Over at the Guardian today, Laura Barton has awarded 10 songs about women a score out of 10 based on their feminist chops.
Destiny’s Child comes in with the highest score at nine out of 10, for Independent Woman.
Independent Woman continues an argument expressed in an earlier Destiny’s Child song, Bills, Bills, Bills, which harangues a gentleman for not paying his way in a relationship. Independent Woman goes further, explaining that a woman should not require a man to buy her shoes, house, automobile or the “rocks” she is “rockin'” but should instead head out to find gainful employment and, therefore, financial liberation. (The bit about Charlie’s Angels and Lucy Liu is pretty superfluous and should probably be ignored.)

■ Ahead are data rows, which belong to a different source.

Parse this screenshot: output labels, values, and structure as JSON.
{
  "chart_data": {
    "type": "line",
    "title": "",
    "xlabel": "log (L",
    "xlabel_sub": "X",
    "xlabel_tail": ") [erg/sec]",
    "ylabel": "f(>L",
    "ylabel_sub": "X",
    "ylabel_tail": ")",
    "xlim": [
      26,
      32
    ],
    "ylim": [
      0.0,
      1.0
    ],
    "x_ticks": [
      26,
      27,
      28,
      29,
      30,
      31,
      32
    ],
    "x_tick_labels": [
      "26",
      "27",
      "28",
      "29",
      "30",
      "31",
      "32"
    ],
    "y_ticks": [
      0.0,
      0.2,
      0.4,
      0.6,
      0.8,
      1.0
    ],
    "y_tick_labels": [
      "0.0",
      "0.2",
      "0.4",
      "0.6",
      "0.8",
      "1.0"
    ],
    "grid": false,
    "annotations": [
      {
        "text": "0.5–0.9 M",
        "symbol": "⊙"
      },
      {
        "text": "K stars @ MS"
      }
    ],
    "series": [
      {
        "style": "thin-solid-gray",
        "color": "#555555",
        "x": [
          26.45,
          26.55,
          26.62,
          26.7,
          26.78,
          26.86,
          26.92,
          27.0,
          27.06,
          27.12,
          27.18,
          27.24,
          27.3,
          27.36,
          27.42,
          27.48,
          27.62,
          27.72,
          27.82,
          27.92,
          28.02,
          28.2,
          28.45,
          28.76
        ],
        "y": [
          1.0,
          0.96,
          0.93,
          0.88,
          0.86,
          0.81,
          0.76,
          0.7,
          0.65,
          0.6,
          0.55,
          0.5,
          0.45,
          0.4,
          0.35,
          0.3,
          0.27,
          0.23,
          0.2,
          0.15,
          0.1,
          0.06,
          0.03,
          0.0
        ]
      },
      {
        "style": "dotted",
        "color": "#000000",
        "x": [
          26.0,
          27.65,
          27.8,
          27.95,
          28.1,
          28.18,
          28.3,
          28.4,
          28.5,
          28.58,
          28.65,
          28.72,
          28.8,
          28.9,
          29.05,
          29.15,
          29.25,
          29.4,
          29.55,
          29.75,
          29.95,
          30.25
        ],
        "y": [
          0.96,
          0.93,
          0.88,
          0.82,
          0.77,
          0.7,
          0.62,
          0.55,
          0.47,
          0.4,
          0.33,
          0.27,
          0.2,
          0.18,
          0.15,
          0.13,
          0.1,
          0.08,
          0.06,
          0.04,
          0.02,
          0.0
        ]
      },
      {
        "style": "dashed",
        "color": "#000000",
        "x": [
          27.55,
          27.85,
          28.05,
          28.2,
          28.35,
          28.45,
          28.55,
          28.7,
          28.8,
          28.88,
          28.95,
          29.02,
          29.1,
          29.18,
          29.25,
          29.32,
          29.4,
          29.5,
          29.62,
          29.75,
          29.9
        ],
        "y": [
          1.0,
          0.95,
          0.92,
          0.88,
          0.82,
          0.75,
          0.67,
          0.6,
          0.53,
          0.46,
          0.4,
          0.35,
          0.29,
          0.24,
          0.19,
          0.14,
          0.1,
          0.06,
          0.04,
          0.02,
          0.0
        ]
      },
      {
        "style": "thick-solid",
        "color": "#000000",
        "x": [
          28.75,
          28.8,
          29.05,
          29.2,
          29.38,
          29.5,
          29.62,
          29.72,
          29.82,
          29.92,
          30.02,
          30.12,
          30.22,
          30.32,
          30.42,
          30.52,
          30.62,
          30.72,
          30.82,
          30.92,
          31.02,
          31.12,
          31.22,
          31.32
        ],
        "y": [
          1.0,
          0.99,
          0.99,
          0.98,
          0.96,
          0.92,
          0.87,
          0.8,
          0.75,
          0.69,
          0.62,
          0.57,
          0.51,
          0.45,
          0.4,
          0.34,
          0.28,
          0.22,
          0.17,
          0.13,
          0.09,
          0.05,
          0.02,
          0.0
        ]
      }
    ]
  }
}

I’ve never heard of the song or the singer, but Charlene comes in last with no points, for a number called I’ve Never Been to Me. Barton makes it sound kinda hilarious though:
A song apparently written by the editorial team of the Daily Mail, I’ve Never Been to Me tells the tale of a woman who has “been to Paradise” but “never been to me”. The song addresses another woman who is bemoaning her status as “a discontented mother and a regimented wife” (which does sound fairly unappealing). Rather than telling her to buck up, though (as Candi Staton did so brilliantly with Young Hearts Run Free), Charlene mopes that, though she has personally “been undressed by kings”, and, indeed, “sipped champagne on a yacht”, these cavortings have all been for nought. Yes, even the evening she “danced like Harlow in Monte Carlo”. Why so? Well, you only have to consider the nights she has spent crying for the “unborn children that might have made me complete” to catch the gist of her argument. Summation: menopausal ex-globe-trotting crumpet wonders if she shouldn’t have settled down in that semi in Swindon, aged 22, after all. Just why is this still a karaoke favourite?